Il nome "Napoli" non si potrà più usare per i marchi che producono tabacco, superalcolici, porno, armi, giochi d'azzardo e farmaci. È quanto prevede il nuovo "Regolamento" del Comune di Napoli che va a disciplinare il rilascio dell'autorizzazione alla registrazione di marchi d'impresa. Se si vuole registrare un marchio che contiene la parola Napoli all'interno, bisognerà rispettare alcune condizioni. Tra queste, in primo luogo, non offendere la città o i napoletani. Si tratta della delibera di proposta al consiglio 643 del 19 dicembre 2025, firmata dall'assessora al Turismo, Teresa Armato.
I marchi d'impresa vengono registrati presso l’Ufficio italiano Brevetti e Marchi (UIBM) del Ministero delle Imprese e del Made in Italy. Attualmente sono diverse le domande in attesa di istruttoria che includono il nome Napoli. Quest'ultimo è anche un brand registrato dal Comune di Napoli. Il decreto legge 58 del 2019 stabilisce che i nomi di enti pubblici, come il Comune di Napoli, appunto, "non possono costituire oggetto di registrazione come marchio di impresa, a meno che l'autorità competente non ne abbia autorizzato la registrazione". Inoltre, se l'amministrazione "esprime avviso contrario alla registrazione del marchio, l'Ufficio italiano brevetti e marchi respinge la domanda". Da qui, la decisione del Comune di andare a regolare tutta la procedura.

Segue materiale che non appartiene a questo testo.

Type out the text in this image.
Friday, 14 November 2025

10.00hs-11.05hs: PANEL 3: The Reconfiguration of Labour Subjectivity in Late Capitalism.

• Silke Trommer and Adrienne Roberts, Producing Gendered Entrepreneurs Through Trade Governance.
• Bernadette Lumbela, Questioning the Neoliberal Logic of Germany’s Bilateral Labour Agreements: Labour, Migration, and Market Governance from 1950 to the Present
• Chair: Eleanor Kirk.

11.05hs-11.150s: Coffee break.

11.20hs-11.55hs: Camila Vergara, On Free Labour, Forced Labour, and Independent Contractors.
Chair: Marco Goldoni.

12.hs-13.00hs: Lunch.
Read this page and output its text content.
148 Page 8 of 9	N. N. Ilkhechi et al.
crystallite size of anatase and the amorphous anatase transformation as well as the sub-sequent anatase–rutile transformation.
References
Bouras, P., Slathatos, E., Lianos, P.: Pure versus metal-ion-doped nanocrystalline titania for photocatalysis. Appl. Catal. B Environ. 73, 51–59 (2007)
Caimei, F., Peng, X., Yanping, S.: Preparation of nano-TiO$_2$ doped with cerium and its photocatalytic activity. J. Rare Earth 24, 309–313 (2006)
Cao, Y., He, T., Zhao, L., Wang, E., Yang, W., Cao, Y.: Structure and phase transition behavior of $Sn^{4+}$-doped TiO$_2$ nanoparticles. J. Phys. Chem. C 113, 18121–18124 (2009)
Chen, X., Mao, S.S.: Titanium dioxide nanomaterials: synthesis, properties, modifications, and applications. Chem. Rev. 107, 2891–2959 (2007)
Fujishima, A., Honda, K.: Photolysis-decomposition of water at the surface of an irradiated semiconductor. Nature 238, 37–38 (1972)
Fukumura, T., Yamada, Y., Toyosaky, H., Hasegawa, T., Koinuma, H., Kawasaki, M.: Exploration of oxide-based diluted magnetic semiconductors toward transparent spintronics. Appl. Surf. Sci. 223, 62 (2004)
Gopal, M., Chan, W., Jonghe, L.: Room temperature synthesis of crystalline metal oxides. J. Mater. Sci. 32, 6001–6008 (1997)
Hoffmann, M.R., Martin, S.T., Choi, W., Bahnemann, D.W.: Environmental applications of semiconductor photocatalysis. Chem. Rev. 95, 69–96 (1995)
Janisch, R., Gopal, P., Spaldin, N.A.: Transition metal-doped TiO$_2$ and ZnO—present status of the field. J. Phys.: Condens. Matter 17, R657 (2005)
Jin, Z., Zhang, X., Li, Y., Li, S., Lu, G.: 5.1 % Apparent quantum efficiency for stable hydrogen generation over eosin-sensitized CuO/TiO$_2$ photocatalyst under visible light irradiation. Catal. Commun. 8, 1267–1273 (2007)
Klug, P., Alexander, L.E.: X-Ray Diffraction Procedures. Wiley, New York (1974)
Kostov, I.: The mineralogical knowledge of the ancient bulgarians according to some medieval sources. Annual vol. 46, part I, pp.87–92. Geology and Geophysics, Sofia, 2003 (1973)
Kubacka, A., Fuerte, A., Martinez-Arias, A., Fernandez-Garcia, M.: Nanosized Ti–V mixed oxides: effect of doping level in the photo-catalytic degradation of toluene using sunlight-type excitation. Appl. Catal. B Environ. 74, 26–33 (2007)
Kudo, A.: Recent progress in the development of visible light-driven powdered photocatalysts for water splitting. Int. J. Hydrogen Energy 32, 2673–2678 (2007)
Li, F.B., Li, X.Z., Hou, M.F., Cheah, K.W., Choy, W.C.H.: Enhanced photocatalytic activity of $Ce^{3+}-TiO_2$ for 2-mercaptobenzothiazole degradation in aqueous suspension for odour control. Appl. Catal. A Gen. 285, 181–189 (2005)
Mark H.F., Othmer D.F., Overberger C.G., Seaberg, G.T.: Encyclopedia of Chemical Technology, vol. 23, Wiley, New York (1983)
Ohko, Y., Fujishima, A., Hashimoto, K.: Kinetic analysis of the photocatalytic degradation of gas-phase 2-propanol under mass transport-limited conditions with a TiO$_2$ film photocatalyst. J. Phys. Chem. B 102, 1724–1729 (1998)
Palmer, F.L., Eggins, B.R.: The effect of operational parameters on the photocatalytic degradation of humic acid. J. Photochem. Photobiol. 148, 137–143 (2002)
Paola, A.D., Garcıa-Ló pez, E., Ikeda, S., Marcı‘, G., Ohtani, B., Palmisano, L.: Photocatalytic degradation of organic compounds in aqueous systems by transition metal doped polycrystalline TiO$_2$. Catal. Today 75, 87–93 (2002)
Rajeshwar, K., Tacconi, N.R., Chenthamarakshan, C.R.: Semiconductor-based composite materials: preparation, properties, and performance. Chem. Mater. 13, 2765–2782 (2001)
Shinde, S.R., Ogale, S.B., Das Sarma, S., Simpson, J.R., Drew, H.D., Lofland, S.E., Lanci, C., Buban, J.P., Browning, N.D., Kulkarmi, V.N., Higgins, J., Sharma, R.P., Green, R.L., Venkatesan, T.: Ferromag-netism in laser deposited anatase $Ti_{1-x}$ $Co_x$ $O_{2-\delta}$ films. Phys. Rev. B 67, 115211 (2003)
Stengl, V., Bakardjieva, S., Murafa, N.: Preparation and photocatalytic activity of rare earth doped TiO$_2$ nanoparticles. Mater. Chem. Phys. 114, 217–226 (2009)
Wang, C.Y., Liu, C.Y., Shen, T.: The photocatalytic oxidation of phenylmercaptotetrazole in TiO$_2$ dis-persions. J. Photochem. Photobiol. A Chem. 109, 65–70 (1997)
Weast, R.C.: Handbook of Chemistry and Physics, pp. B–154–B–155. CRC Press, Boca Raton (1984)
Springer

Perché il Comune vuole un regolamento sui marchi
Anche perché, Napoli "sta vivendo un momento importante di espansione della propria immagine all'esterno". E l'America's Cup e la Capitale Europea dello Sport 2026 contribuiranno a diffonderne ancora di più l'immagine nel mondo. L'utilizzo del nome "Napoli" – scrive il Comune, sia da solo che in combinazione con altri termini "rappresenta uno strumento di promozione dell'immagine comunale con ricadute positive sul territorio e sull'intera comunità cittadina, ma può al contempo avere effetti negativi sulla stessa immagine di Napoli e pertanto il rilascio di ogni autorizzazione all'utilizzo del nome Napoli nei marchi va monitorato con attenzione".
Il regolamento comunale prevede la costituzione di una Commissione comunale per la valutazione delle domande. Mentre l'autorizzazione sarà rilasciata dal Servizio Osservatorio Urbano per il Turismo e il Marketing Territoriale. L’autorizzazione rilasciata avrà durata decennale al pari della registrazione del marchio. Il Comune farà i controlli periodici, anche a campione, sulle imprese titolari di marchi che hanno ottenuto l’autorizzazione, per verificare il rispetto delle regole. Per chi le viola, previste multe da 25 a 500 euro, oltre, ovviamente, alla revoca dell'autorizzazione.
Quali sono i prodotti che non potranno usare il nome Napoli
Per avere l'ok di Palazzo San Giacomo ad usare il nome di "Napoli" per un prodotto, bisognerà indicare in domanda motivazione, finalità di utilizzo della denominazione, i prodotti e servizi e i territori nei quali saranno commercializzati. Sarà rilasciato un attestato di "idoneità" a diffondere una immagine positiva di Napoli. Parole, figure e segni nei marchi dovranno essere "leciti" e non contrarti "al buon costume", non lesivi dell'immagine e della reputazione del Comune, della cittadinanza e del territorio. Esclusi i prodotti tabacco, superalcolici, pornografia, armi, giochi d'azzardo, farmaci.
Il regolamento è stato discusso oggi dalla Commissione Polizia Municipale e Regolamenti, presieduta da Pasquale Esposito, che ha avviato l’esame della Deliberazione di Giunta Comunale. Alla seduta è intervenuta l’Assessora al Turismo e alle Attività produttive Teresa Armato che ha illustrato le ragioni politiche e amministrative alla base del provvedimento. Presente anche il presidente della Commissione Attività Produttive Luigi Carbone. È stato chiarito come il Regolamento si inserisca nel quadro normativo nazionale delineato dal Codice della proprietà industriale.